Importance-Aware Activation Space Reconstruction
Md Mokarram Chowdhury, Daniel Agyei Asante, Ernie Chang, Yang Li
TL;DR
This work tackles the challenge of deploying large language models in resource-limited environments by reframing compression from weights to activations with an importance-aware objective. The authors derive IMPACT, a principled framework whose core insight is that the optimal activation reconstruction directions are the top eigenvectors of an importance-weighted activation covariance matrix $\mathbf{C} = \mathrm{Cov}(\mathbf{y}) \odot \mathbf{M}$, where $\mathbf{M}$ encodes gradient-driven importance. By transforming activations, bounding the objective, and solving a tractable eigenproblem, IMPACT yields a closed-form, two-layer compressed representation $\hat{\mathbf{y}}$ that minimizes performance degradation. Empirically, IMPACT achieves up to 48.6% greater size reduction while maintaining accuracy across mathematical reasoning and code generation tasks on Llama 2 and CodeLlama models, and it can synergize with quantization to further improve efficiency and throughput. These results demonstrate a practical, scalable path to deploying capable transformers in constrained settings without sacrificing performance.
Abstract
Large language models (LLMs) achieve strong performance across many domains but are difficult to deploy in resource-constrained settings due to their size.
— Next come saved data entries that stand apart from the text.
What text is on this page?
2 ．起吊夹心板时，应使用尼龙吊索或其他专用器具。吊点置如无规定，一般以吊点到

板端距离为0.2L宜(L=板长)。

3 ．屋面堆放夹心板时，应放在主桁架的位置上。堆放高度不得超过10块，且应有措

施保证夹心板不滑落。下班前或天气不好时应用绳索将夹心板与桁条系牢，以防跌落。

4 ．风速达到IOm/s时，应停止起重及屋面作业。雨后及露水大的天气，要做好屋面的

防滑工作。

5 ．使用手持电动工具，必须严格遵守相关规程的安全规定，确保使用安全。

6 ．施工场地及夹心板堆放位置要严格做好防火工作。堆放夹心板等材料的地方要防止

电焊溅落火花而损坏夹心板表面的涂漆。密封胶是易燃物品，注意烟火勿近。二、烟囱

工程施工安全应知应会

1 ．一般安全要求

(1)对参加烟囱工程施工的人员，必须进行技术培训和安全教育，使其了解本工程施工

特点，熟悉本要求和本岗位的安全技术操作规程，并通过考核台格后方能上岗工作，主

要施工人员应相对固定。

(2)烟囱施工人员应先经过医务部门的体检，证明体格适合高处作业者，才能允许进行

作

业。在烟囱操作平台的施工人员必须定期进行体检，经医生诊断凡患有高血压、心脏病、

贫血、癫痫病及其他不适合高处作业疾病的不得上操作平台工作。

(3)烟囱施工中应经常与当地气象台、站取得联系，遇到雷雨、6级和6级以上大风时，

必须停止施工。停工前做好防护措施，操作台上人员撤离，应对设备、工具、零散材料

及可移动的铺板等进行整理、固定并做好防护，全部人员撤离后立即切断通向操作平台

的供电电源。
Low-rank weight matrix compression is a popular strategy for reducing model size, typically by minimizing weight reconstruction error under the assumption that weights are low-rank. However, this assumption often does not hold in LLMs. Instead, LLM activations exhibit stronger low-rank structure-prompting a shift toward minimizing activation reconstruction error. We show that this shift alone is insufficient: activation dimensions contribute unequally to model performance, and uniform reconstruction can harm performance. We propose IMPACT, a principled framework for importance-aware activation reconstruction that links model compression decisions to their impact on model behavior. IMPACT formulates an optimization problem that considers both activation structure and gradient sensitivity, and derives a closed-form solution where the optimal reconstruction bases are the eigenvectors of an importance-weighted activation covariance matrix. This enables low-rank approximations explicitly optimized to preserve accuracy. Experiments across diverse models and tasks show that IMPACT achieves up to 48.6% greater model size reduction with accuracy comparable to state-of-the-art baselines.